Трагизм всего семейства произвел сильное впечатление на Чарлза Диккенса, когда он побывал у Гюго в 1847 году. По сравнению с трепещущими героинями его романов женщины Гюго казались ему черными воронами, которым он нашел место в своем музее: «Больше всего меня поразил сам Гюго, который выглядит Гением, кем он определенно и является; он очень интересен с головы до ног. Его жена – красивая женщина со сверкающими черными глазами; она выглядит так, словно способна отравить ему завтрак, если у нее появится такое настроение. Есть еще дочь, похожая на мать, лет пятнадцати или шестнадцати, с такими же глазами, с почти не прикрытой верхней частью туловища. Я бы заподозрил, что она носит под корсетом острый кинжал, но, судя по всему, никакого корсета на ней нет. Сидя среди старых кольчуг, старых гобеленов, старых сундуков, мрачных старых стульев, столов, старых балдахинов из старых дворцов и старых золотых львов, которые катают старые золоченые мячи, они производят самое романтическое впечатление и кажутся персонажами какой-нибудь его книги»{698}.
Чутье Диккенса лежит не столько в его даре воскрешения призраков и в их последующем комическом изгнании, сколько в распознавании опасного запаха секса – единственного благовония, способного отпугнуть смерть. В том году за Аделью Второй ухаживал скульптор Клезенже{699}. Он известен тем, что сделал слепки мадам Сабатье, любовницы Бодлера. Кроме того, Клезенже изваял скульптуру «Вакханка, отдыхающая на виноградных лозах»; возможно, он лепил «Вакханку» по памяти с мадемуазель Гюго.

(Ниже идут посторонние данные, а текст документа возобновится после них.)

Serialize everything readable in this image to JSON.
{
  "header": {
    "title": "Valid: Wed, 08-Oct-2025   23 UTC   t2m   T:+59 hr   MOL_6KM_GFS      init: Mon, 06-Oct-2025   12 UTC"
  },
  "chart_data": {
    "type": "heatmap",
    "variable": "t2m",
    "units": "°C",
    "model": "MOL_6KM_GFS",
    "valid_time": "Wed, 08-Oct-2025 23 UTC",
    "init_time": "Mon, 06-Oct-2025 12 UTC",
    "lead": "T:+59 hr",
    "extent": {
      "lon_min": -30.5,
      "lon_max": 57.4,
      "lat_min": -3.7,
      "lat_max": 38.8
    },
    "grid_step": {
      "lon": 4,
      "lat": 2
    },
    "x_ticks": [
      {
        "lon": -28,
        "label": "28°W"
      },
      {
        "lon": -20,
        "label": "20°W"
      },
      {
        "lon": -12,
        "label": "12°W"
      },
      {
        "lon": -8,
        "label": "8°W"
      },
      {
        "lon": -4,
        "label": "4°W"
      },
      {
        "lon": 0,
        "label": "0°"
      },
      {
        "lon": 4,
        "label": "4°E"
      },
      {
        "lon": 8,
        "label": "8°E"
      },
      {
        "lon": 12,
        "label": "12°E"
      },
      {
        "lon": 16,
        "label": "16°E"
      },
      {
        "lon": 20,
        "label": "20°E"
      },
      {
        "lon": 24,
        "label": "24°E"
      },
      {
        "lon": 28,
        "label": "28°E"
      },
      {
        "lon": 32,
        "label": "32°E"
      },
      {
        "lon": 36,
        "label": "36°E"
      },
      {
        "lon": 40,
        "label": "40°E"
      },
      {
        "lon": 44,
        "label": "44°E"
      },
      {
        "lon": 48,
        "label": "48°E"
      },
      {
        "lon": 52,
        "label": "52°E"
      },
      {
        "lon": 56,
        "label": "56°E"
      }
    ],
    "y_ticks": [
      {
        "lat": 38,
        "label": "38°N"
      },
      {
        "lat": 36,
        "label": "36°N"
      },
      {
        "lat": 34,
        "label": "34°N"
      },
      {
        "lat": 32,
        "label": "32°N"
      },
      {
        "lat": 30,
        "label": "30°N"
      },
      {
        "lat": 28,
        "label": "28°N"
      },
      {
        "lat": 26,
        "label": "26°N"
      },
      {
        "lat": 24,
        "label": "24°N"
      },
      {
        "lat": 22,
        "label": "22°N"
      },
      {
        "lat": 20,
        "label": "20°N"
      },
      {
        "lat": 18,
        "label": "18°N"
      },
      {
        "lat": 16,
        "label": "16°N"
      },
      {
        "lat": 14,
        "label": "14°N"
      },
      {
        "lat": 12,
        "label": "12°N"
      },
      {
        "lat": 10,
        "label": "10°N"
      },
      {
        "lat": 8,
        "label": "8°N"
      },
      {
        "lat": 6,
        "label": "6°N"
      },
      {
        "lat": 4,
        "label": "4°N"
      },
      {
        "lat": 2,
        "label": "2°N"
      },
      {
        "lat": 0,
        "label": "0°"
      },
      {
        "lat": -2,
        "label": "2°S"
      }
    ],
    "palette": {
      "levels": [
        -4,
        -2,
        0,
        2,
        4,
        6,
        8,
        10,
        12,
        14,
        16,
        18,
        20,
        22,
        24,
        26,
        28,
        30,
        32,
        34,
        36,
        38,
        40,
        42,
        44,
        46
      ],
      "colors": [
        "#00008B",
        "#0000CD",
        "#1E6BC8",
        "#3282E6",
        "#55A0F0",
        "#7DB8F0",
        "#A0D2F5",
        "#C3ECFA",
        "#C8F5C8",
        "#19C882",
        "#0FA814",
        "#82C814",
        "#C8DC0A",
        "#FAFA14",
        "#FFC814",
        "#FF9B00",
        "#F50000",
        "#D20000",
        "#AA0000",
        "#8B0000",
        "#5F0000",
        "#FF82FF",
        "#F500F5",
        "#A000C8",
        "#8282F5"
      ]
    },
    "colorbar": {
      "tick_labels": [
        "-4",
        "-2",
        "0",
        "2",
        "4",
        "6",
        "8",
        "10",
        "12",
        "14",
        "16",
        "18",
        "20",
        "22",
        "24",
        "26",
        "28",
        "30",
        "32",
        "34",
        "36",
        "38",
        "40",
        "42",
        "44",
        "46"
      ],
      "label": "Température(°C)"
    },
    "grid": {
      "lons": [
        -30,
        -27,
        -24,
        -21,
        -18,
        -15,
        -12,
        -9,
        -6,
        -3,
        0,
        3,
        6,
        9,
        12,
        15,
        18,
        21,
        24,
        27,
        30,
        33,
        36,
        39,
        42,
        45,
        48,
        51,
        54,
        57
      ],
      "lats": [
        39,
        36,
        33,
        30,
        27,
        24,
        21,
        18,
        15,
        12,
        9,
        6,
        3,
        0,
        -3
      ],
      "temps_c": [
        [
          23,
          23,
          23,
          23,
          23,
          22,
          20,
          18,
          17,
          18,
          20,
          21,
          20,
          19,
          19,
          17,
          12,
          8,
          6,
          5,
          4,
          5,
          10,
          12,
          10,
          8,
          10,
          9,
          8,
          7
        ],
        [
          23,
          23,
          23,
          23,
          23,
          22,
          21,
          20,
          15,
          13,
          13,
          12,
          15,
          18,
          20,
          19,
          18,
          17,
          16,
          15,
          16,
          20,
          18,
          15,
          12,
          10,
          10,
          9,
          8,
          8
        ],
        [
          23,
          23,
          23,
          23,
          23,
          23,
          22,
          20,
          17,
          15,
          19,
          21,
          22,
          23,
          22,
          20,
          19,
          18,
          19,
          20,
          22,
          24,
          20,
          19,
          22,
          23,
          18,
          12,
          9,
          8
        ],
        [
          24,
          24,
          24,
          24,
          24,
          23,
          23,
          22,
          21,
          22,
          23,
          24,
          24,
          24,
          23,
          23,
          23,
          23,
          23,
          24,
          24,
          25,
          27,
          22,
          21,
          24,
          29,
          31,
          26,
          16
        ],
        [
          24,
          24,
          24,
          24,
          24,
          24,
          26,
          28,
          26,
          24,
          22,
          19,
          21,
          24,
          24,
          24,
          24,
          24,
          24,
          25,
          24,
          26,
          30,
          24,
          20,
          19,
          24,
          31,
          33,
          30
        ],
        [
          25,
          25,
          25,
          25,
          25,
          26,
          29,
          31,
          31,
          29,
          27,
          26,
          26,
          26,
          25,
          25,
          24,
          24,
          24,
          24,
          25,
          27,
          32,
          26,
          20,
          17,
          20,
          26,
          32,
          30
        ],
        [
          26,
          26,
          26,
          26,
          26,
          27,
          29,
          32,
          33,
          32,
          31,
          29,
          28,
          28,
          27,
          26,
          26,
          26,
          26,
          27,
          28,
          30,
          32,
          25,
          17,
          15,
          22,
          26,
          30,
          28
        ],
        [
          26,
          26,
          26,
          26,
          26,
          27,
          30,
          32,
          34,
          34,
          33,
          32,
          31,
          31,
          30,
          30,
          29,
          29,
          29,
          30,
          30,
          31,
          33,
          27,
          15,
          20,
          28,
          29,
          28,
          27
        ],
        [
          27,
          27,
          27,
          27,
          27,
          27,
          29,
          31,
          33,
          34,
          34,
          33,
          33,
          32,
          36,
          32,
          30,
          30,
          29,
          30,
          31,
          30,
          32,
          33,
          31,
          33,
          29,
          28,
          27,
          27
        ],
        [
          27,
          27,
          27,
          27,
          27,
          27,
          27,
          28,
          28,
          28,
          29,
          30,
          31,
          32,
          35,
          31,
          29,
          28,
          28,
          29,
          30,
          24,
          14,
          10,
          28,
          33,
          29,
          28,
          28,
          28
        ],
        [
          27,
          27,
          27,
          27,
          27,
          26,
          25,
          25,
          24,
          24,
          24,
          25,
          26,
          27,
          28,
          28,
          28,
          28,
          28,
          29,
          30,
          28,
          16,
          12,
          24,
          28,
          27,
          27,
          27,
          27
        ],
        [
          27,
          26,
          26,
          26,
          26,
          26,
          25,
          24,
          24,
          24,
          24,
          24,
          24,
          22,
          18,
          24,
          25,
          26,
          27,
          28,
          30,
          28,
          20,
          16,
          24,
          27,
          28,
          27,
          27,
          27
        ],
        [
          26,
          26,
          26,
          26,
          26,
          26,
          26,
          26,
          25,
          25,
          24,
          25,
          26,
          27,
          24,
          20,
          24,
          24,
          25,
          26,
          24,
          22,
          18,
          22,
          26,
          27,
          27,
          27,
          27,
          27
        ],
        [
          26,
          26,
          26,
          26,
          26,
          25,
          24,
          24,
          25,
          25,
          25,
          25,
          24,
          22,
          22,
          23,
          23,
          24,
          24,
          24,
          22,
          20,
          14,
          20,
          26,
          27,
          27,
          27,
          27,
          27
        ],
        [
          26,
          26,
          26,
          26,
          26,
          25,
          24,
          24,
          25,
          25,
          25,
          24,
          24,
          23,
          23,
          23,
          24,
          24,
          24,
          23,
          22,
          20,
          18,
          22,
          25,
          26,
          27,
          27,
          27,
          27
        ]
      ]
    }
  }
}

После смерти старшей дочери Адель Гюго все больше сближалась с Огюстом Вакери и соседом, Теофилем Готье. В теплых, но властных письмах она приглашала «несносного» Готье на местные купальни или ругала его за то, что по вечерам у него остывает шоколад. Упорные слухи приписывали Адели Гюго роман с деверем дочери. Одно из стихотворений Вакери в самом деле похоже на зашифрованное описанием утренних визитов Адели Гюго в его спальню; по слухам, их дружбу поощрял сам Гюго{700}. Он тоже жаждал свежего вливания жизни и стремился одержать нравственную победу над смертью. За это ему потом придется очень дорого заплатить.